Metoclopramide Dosing in ICU Patients
The recommended dose of Metoclopramide (Perinorm) for ICU patients is 10 mg intravenously every 8 hours, with a maximum daily dose of 30 mg. 1
Pharmacology and Mechanism of Action
Metoclopramide is a dopamine receptor antagonist with unique properties:
- Increases lower esophageal sphincter pressure
- Accelerates gastric emptying rate
- Coordinates gastric-pyloric-small intestinal motor function 2
- Acts as an antiemetic by affecting the chemoreceptor trigger zone and enhancing intestinal motility 3
Dosing Guidelines for ICU Patients
Standard Dosing
- Initial dose: 10 mg IV
- Frequency: Every 8 hours
- Maximum daily dose: 30 mg 1
Administration Considerations
- Administer as slow IV push over 1-2 minutes
- Can be diluted in 50 mL of compatible solution for infusion
- For continuous infusion, dilute in D5W or normal saline
Duration of Therapy
- Parenteral metoclopramide should generally be limited to 1-2 days 2
- Transition to oral therapy when feasible
Clinical Applications in ICU
Metoclopramide is particularly useful in ICU patients for:
Gastric feeding intolerance:
- Recommended as a second-line prokinetic therapy after erythromycin
- Can be used in combination with erythromycin when single-agent therapy fails 1
Prevention of aspiration:
- Helps reduce gastric residual volumes
- Particularly beneficial in mechanically ventilated patients
Management of nausea and vomiting:
- Effective for post-operative nausea
- Used as adjunct therapy for patients receiving opioids 1
Special Considerations
Dose Adjustments
- Renal impairment: Reduce dose by 50% if CrCl < 40 mL/min
- Hepatic impairment: Reduce dose by 50% in severe hepatic dysfunction
- Elderly patients: Consider starting at lower doses (5 mg IV every 8 hours)
Monitoring
- Assess for extrapyramidal symptoms (acute dystonia, akathisia)
- Monitor QTc interval, especially with concurrent QT-prolonging medications
- Evaluate for signs of neuroleptic malignant syndrome
Potential Adverse Effects
Common adverse effects include:
- Drowsiness and sedation (10-20%)
- Restlessness and akathisia (10-20%)
- Fatigue and lassitude 2
Serious but rare adverse effects:
- Extrapyramidal symptoms (more common with high doses or prolonged use)
- Tardive dyskinesia (risk increases with duration of treatment)

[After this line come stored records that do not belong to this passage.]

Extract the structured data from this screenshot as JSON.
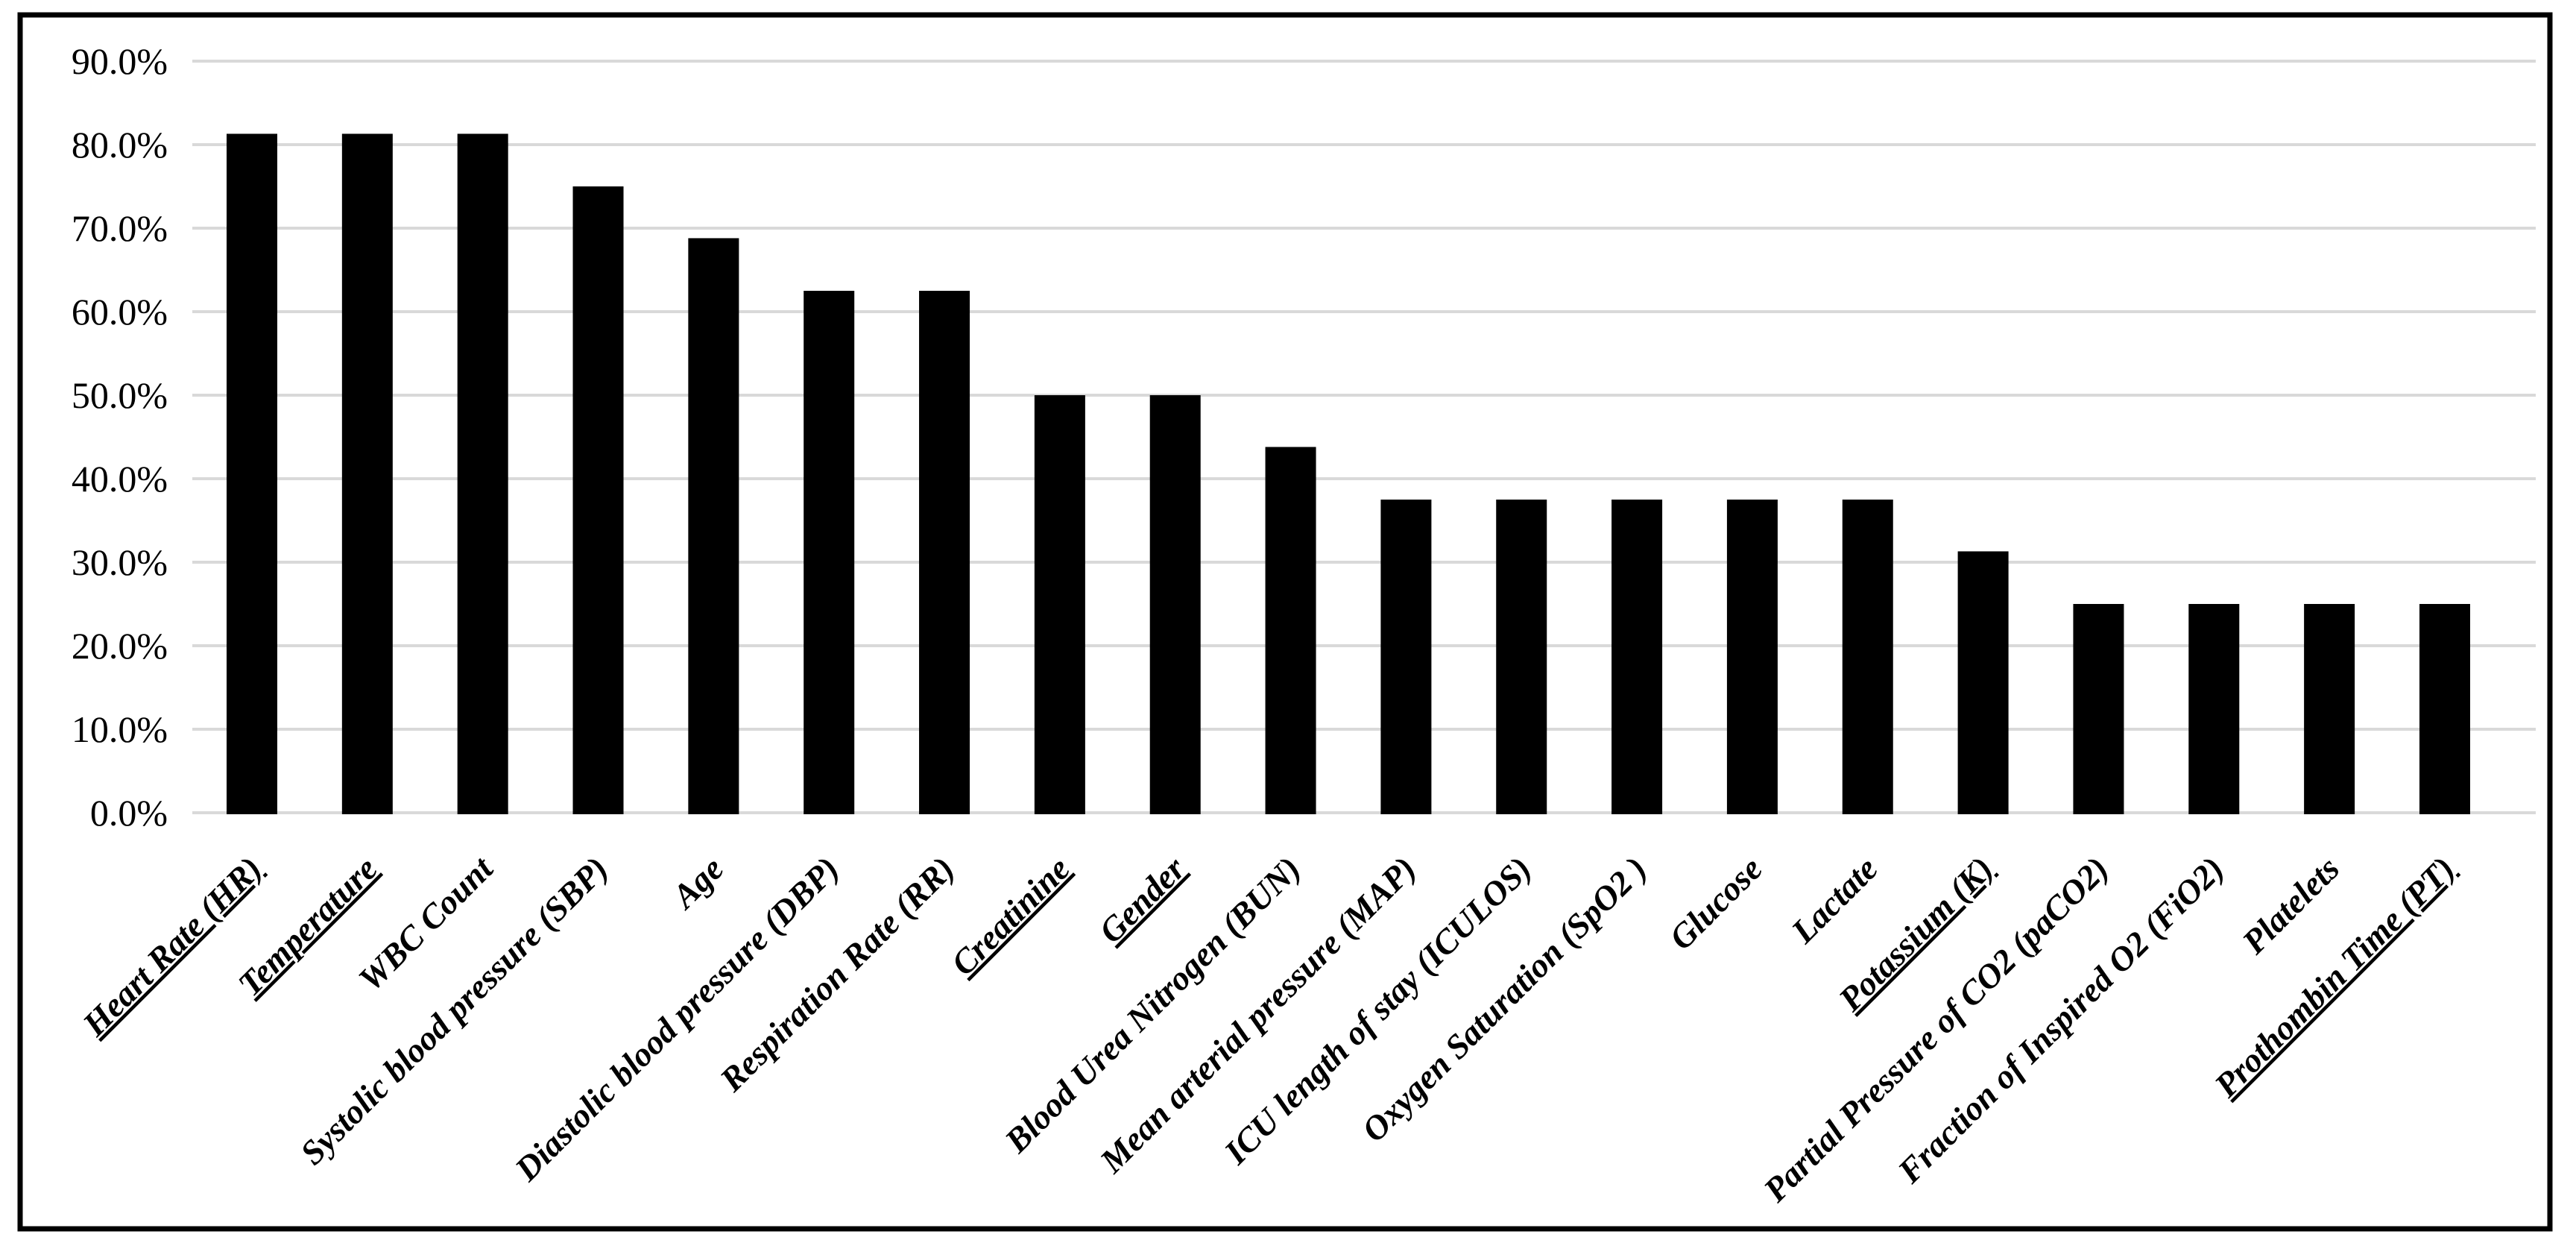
{
  "figure": {
    "background_color": "#ffffff",
    "frame_color": "#000000"
  },
  "chart_data": {
    "type": "bar",
    "title": "",
    "xlabel": "",
    "ylabel": "",
    "legend_position": "none",
    "grid": "horizontal",
    "gridline_color": "#d9d9d9",
    "bar_color": "#000000",
    "axis_label_color": "#000000",
    "ylim": [
      0,
      90
    ],
    "y_tick_labels": [
      "90.0%",
      "80.0%",
      "70.0%",
      "60.0%",
      "50.0%",
      "40.0%",
      "30.0%",
      "20.0%",
      "10.0%",
      "0.0%"
    ],
    "y_ticks": [
      {
        "value": 90,
        "label": "90.0%"
      },
      {
        "value": 80,
        "label": "80.0%"
      },
      {
        "value": 70,
        "label": "70.0%"
      },
      {
        "value": 60,
        "label": "60.0%"
      },
      {
        "value": 50,
        "label": "50.0%"
      },
      {
        "value": 40,
        "label": "40.0%"
      },
      {
        "value": 30,
        "label": "30.0%"
      },
      {
        "value": 20,
        "label": "20.0%"
      },
      {
        "value": 10,
        "label": "10.0%"
      },
      {
        "value": 0,
        "label": "0.0%"
      }
    ],
    "categories": [
      "Heart Rate (HR)",
      "Temperature",
      "WBC Count",
      "Systolic blood pressure (SBP)",
      "Age",
      "Diastolic blood pressure (DBP)",
      "Respiration Rate (RR)",
      "Creatinine",
      "Gender",
      "Blood Urea Nitrogen (BUN)",
      "Mean arterial pressure (MAP)",
      "ICU length of stay (ICULOS)",
      "Oxygen Saturation (SpO2 )",
      "Glucose",
      "Lactate",
      "Potassium (K)",
      "Partial Pressure of CO2 (paCO2)",
      "Fraction of Inspired O2 (FiO2)",
      "Platelets",
      "Prothombin Time (PT)"
    ],
    "values": [
      81.3,
      81.3,
      81.3,
      75.0,
      68.8,
      62.5,
      62.5,
      50.0,
      50.0,
      43.8,
      37.5,
      37.5,
      37.5,
      37.5,
      37.5,
      31.3,
      25.0,
      25.0,
      25.0,
      25.0
    ],
    "underlined_categories": [
      "Heart Rate (HR)",
      "Temperature",
      "Creatinine",
      "Gender",
      "Potassium (K)",
      "Prothombin Time (PT)"
    ]
  }
}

- Neuroleptic malignant syndrome
Contraindications
Metoclopramide should be avoided in patients with:
- Gastrointestinal obstruction, perforation, or hemorrhage
- Pheochromocytoma
- History of seizure disorders
- Parkinson's disease
Clinical Pearls
- Effectiveness of prokinetics like metoclopramide decreases to one-third after 72 hours of use 1
- Consider discontinuing after 3 days if no clinical benefit is observed
- When used for feeding intolerance, consider post-pyloric feeding if large gastric residual volumes (>500 mL) persist despite metoclopramide therapy 1
- Avoid concurrent use with other dopamine antagonists to reduce risk of extrapyramidal effects
By following these dosing guidelines and monitoring recommendations, metoclopramide can be safely and effectively used in ICU patients to manage gastric motility issues and nausea/vomiting.